Skywalker helps the Jedi to repair their ship and then runs away with them to become a Jedi himself. But darkness surrounds them, as Skywalker’s destiny is unsure – he will either bring balance to the force and destroy the dark side, the Sith, or he will become a powerful Sith Lord himself. And to make things worse, Darth Maul, the Sith apprentice, is hot on their trail to destroy the Jedi and the queen with them.

Seeing this as an adult makes me love new aspects and dislike some things I loved as a child. As a kid, I loved the aliens and how they all just came together and accepted differences between races. Now I cannot believe they didn’t drown Jar Jar Binks when they had the chance.

I was literally banging my head on the seats in the theater when he spoke. An all-digital character, Jar Jar is the most annoying thing ever created. He trivializes everything that is so epic about “Star Wars.” I understand there needs to be a tension breaker for the kids, but by overdoing it, Jar Jar makes everything a joke and you can’t get invested in any of the battles because it becomes a spoof.

The original trilogy didn’t have a tension breaker, and it was great. George Lucas builds up this tension between characters that you are invested in and it doesn’t break. It is tense through the battle’s completion. The new episodes make a mockery of the greatness that is “Star Wars” which is something I didn’t understand at 9.

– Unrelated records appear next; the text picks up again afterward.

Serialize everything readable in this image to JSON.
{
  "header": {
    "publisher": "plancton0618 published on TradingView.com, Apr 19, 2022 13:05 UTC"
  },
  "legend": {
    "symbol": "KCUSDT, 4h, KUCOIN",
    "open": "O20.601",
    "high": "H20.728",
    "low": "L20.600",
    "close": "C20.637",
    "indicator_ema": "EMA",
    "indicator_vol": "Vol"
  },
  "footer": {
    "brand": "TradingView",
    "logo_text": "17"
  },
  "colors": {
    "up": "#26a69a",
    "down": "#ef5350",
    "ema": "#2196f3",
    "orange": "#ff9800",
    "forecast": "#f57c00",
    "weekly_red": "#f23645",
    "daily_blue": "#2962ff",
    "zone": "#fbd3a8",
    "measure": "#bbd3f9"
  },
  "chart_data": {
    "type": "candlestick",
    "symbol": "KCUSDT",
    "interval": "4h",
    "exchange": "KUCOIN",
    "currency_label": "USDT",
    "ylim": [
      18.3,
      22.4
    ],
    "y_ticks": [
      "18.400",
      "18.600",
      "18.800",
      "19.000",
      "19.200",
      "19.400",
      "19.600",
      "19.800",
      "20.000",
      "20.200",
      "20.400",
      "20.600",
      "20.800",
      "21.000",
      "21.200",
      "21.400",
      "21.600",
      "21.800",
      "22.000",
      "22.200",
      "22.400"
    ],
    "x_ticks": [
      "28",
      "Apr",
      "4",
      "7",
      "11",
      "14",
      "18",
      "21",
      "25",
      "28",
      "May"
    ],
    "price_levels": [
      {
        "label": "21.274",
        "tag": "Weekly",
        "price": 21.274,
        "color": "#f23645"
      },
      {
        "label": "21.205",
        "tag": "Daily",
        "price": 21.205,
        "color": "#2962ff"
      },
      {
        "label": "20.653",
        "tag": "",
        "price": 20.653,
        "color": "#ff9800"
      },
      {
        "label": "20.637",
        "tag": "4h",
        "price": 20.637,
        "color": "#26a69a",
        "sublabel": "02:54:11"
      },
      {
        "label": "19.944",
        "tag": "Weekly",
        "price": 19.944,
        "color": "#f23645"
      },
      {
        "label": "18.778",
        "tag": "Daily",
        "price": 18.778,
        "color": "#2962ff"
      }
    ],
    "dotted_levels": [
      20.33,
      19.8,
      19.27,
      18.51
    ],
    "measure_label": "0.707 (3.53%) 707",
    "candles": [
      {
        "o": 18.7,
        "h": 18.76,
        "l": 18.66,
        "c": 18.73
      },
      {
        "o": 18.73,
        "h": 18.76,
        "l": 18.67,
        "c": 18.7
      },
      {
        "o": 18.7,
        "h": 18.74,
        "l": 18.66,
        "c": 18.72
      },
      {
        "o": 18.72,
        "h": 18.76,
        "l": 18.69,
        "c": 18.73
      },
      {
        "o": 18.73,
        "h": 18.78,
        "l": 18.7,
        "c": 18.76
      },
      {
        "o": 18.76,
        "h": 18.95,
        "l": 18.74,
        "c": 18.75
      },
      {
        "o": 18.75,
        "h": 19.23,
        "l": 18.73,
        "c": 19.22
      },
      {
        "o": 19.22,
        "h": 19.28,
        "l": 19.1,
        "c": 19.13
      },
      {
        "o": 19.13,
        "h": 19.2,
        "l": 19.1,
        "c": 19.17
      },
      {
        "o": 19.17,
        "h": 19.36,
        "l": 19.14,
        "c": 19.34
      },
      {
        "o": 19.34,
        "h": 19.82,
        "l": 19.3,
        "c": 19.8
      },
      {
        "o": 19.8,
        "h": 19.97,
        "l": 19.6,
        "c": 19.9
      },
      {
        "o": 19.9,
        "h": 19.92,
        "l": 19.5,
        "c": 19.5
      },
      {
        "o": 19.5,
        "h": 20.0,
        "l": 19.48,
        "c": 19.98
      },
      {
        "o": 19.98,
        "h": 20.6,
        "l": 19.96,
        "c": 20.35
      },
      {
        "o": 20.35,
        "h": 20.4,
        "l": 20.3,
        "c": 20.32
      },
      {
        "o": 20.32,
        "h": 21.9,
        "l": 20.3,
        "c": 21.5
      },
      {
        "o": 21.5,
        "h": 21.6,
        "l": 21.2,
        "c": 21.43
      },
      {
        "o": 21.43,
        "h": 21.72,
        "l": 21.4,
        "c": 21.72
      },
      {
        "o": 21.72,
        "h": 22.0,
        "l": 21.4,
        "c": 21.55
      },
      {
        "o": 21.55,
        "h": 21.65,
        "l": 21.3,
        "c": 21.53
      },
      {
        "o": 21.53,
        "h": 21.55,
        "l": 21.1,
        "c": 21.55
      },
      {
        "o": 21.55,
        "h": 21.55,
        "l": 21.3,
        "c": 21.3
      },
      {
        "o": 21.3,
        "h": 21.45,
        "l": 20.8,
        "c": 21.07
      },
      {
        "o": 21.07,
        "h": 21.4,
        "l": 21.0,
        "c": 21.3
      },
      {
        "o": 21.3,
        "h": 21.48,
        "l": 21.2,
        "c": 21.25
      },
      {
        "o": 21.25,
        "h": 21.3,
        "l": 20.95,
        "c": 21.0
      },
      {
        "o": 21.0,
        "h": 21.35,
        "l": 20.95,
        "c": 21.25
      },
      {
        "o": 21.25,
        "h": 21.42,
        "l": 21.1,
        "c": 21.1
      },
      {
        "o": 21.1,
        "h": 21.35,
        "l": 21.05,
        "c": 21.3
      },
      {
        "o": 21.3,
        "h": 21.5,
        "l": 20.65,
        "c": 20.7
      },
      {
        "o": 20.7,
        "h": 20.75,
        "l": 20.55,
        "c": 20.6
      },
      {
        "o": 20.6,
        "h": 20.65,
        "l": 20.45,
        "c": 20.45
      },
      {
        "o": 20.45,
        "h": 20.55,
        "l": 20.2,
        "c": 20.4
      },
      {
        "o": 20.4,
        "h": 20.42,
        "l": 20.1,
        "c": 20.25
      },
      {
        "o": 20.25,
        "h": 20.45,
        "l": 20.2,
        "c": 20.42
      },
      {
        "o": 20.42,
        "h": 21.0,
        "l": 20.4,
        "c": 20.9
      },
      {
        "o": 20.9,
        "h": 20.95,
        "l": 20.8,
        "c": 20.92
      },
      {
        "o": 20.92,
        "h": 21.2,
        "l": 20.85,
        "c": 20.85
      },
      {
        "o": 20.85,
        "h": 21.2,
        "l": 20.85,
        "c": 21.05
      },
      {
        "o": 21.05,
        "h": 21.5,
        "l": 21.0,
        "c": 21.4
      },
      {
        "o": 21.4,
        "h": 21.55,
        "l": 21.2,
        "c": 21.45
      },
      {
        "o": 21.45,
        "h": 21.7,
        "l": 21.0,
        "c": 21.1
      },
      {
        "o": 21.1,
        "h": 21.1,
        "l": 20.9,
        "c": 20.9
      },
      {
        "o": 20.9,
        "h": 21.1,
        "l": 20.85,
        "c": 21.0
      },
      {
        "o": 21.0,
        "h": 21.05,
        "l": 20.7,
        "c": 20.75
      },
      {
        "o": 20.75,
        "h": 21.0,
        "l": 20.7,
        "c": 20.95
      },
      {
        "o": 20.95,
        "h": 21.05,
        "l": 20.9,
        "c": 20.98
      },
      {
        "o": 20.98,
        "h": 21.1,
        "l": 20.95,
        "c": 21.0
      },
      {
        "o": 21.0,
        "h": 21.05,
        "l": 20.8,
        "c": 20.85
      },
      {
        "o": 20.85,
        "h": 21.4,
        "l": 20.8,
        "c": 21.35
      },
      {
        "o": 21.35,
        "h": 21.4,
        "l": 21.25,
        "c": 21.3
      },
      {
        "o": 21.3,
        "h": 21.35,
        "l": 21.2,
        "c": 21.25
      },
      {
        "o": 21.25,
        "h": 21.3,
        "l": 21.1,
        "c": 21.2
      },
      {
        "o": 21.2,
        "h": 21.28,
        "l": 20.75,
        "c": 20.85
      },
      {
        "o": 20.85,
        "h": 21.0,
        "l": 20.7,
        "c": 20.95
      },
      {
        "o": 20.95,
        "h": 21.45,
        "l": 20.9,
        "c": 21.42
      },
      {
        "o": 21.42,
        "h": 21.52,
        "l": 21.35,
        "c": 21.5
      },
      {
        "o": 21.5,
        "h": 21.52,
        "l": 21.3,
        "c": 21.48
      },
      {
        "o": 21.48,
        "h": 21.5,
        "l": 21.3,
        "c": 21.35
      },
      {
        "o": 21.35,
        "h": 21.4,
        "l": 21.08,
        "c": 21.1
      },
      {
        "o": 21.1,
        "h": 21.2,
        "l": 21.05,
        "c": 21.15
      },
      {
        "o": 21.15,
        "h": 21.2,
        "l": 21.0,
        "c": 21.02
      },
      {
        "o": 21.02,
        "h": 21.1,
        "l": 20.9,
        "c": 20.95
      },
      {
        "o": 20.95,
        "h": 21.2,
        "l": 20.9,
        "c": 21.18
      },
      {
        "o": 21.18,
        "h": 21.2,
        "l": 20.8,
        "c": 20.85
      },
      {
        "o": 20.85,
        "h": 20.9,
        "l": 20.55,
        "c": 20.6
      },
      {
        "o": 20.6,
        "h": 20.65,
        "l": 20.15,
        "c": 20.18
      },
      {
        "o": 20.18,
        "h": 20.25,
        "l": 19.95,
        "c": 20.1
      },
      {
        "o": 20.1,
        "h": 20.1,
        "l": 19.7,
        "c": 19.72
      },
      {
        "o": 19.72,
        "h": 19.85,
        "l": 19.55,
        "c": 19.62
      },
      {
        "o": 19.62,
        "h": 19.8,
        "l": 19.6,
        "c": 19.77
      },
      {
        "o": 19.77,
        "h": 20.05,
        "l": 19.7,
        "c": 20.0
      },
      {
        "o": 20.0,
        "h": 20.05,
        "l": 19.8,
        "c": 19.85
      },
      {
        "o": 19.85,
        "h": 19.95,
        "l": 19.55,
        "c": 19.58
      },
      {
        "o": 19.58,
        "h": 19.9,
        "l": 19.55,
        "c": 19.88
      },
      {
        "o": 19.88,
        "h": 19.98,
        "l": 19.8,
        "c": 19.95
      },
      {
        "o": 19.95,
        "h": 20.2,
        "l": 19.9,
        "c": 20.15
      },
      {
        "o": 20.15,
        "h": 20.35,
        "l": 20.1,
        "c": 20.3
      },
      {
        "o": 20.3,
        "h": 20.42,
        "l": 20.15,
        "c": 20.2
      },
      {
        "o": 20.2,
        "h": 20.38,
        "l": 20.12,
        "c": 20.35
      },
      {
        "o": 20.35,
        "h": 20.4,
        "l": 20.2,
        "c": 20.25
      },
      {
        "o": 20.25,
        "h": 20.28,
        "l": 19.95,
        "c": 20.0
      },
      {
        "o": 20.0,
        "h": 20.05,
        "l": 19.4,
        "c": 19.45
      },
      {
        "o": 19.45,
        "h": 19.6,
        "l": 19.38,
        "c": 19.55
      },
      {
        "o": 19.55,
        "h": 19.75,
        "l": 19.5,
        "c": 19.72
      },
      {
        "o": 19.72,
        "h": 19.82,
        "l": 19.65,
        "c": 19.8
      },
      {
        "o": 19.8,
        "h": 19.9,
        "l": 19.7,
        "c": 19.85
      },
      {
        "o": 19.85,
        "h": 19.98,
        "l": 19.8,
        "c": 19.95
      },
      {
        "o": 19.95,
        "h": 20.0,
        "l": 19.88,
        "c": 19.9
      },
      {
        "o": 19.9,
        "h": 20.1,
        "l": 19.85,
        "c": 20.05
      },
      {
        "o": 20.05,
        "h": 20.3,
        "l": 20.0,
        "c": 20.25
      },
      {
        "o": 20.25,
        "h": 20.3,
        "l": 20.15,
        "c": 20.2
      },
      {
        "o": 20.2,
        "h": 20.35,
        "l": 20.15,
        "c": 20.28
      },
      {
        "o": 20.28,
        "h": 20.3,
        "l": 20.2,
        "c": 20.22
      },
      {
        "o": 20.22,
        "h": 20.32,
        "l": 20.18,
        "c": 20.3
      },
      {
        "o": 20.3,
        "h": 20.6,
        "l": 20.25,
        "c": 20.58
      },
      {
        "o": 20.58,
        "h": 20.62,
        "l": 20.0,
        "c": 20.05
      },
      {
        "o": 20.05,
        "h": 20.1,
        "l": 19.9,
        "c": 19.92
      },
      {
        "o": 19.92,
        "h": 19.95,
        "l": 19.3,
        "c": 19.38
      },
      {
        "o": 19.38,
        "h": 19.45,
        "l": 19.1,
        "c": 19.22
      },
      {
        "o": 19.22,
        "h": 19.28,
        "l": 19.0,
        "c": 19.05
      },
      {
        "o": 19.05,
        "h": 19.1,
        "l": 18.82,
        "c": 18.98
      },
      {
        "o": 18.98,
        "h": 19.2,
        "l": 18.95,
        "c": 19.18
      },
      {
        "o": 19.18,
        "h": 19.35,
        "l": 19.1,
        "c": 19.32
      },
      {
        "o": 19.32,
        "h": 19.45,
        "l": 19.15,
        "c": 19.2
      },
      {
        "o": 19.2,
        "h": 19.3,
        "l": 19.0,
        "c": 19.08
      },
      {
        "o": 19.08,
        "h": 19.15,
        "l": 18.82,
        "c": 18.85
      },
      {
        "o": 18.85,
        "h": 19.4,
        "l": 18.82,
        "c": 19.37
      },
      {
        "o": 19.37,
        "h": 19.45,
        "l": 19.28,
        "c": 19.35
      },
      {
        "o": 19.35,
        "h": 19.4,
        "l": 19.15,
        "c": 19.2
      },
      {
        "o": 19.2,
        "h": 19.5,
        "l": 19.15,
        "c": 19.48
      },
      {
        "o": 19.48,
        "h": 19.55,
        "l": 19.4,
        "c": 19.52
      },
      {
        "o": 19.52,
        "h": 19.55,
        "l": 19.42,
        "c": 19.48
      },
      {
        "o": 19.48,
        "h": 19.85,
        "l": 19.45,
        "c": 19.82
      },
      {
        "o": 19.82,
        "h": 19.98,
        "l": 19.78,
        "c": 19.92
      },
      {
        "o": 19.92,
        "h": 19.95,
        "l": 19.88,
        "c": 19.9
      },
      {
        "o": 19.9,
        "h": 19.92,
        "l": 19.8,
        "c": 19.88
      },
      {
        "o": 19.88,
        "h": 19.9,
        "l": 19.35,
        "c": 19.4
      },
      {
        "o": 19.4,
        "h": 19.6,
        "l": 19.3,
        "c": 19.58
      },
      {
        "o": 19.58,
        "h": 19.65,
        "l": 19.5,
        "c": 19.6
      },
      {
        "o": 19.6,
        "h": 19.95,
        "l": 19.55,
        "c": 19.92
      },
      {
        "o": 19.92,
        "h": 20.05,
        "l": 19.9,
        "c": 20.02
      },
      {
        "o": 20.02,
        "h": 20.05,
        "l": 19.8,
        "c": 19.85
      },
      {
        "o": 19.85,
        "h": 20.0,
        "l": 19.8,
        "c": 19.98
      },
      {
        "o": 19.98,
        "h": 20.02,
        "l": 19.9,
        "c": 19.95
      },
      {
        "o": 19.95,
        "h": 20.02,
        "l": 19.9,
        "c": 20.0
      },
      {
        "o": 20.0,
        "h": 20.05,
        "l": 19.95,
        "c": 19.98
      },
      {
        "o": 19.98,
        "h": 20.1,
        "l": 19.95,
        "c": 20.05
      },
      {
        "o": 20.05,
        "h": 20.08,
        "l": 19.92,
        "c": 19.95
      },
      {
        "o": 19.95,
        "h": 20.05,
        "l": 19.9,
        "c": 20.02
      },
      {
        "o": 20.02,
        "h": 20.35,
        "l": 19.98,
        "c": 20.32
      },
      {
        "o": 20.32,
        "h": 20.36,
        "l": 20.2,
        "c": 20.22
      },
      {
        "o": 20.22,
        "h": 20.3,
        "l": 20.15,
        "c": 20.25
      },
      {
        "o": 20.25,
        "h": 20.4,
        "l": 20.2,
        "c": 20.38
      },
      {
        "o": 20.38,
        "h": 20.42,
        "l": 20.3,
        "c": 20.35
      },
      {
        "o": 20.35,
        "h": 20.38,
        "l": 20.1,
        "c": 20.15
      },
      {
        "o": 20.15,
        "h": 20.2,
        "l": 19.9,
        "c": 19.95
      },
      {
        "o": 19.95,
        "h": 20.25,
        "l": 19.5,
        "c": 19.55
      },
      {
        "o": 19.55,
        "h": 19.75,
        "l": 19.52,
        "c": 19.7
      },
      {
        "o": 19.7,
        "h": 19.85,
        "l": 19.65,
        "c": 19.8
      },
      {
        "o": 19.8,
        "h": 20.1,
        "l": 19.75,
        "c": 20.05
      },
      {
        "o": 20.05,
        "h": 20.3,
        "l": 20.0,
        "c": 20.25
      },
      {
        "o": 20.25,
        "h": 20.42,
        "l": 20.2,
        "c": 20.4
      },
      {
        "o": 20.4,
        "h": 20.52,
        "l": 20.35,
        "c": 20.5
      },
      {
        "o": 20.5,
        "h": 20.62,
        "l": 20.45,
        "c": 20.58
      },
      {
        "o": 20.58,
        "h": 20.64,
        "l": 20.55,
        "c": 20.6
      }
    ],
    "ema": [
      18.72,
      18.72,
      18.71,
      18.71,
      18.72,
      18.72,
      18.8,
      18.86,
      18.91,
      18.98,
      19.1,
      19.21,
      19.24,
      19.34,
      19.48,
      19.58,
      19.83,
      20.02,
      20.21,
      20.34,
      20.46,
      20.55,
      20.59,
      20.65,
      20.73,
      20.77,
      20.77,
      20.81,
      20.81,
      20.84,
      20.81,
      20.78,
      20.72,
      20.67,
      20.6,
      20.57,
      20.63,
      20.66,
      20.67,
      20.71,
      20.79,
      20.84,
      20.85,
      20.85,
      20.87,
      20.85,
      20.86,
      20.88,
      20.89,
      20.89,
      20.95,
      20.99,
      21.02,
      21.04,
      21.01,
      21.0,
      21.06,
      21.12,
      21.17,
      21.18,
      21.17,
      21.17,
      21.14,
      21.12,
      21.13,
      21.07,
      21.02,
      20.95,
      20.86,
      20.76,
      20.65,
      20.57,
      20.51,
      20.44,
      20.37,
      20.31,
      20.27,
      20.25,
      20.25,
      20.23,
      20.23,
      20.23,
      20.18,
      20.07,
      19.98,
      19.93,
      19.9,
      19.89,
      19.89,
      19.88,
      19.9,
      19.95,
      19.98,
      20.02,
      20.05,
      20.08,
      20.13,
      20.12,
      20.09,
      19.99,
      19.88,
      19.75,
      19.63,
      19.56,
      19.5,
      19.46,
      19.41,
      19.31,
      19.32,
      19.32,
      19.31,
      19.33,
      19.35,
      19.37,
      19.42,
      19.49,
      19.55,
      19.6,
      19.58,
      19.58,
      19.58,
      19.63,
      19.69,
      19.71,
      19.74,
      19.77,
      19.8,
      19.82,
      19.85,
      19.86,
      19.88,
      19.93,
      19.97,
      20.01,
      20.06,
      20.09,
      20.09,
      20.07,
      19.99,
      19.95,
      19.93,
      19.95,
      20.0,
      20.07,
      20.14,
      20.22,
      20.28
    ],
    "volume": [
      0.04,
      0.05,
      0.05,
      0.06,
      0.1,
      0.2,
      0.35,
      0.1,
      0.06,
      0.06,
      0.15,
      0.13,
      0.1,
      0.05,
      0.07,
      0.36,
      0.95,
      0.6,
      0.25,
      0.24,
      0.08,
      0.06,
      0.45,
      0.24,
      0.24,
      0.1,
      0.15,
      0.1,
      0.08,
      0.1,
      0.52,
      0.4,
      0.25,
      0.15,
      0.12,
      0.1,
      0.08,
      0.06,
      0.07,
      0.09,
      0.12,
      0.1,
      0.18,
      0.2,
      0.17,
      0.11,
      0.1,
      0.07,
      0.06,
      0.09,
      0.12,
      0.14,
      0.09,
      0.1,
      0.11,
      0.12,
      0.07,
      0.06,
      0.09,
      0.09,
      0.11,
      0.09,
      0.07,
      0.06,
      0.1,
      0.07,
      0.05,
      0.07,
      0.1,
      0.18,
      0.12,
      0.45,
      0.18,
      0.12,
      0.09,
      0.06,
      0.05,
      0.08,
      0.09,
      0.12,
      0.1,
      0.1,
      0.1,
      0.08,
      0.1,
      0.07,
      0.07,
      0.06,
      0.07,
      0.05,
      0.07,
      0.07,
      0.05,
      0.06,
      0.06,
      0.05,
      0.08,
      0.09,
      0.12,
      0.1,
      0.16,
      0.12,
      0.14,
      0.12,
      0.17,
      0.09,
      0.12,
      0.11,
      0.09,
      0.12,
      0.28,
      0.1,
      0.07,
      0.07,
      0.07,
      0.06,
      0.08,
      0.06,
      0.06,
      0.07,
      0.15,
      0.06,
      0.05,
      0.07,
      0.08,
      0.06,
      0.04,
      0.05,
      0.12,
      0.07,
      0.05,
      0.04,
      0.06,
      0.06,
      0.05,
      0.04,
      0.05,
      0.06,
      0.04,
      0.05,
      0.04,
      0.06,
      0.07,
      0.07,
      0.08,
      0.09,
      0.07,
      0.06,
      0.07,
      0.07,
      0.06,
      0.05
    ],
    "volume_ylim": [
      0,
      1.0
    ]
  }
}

However, as a kid I always rooted for the good guys. Now that I am older, I can appreciate the aesthetics of the villain. And Darth Maul is a villain for the books.      Strong, silent and evil, he embodies everything that is bad. He is a Sith, he has a red and black face, horns on his head, wears a dark cloak all the time, and, to top it all off, he has a double bladed light saber. How cool is that?! The battle with Darth Maul at the climax of the film is one of the greatest moments in “Star Wars.” Other than that, the movie is a waste. The 3D effect is nice, though.

Honestly, if like me you haven’t seen this film since 1999, you may not remember a whole lot about what you loved and hated until you see it again. But for the price of a DVD, all your friends can watch it and at $15 per ticket in 3D, it isn’t worth it in the theaters. Not for this one. Wait for “A New Hope.” Or maybe “Revenge of the Sith,” if you are a big fan.

Rated PG. I give this film 1 out of 5 stars.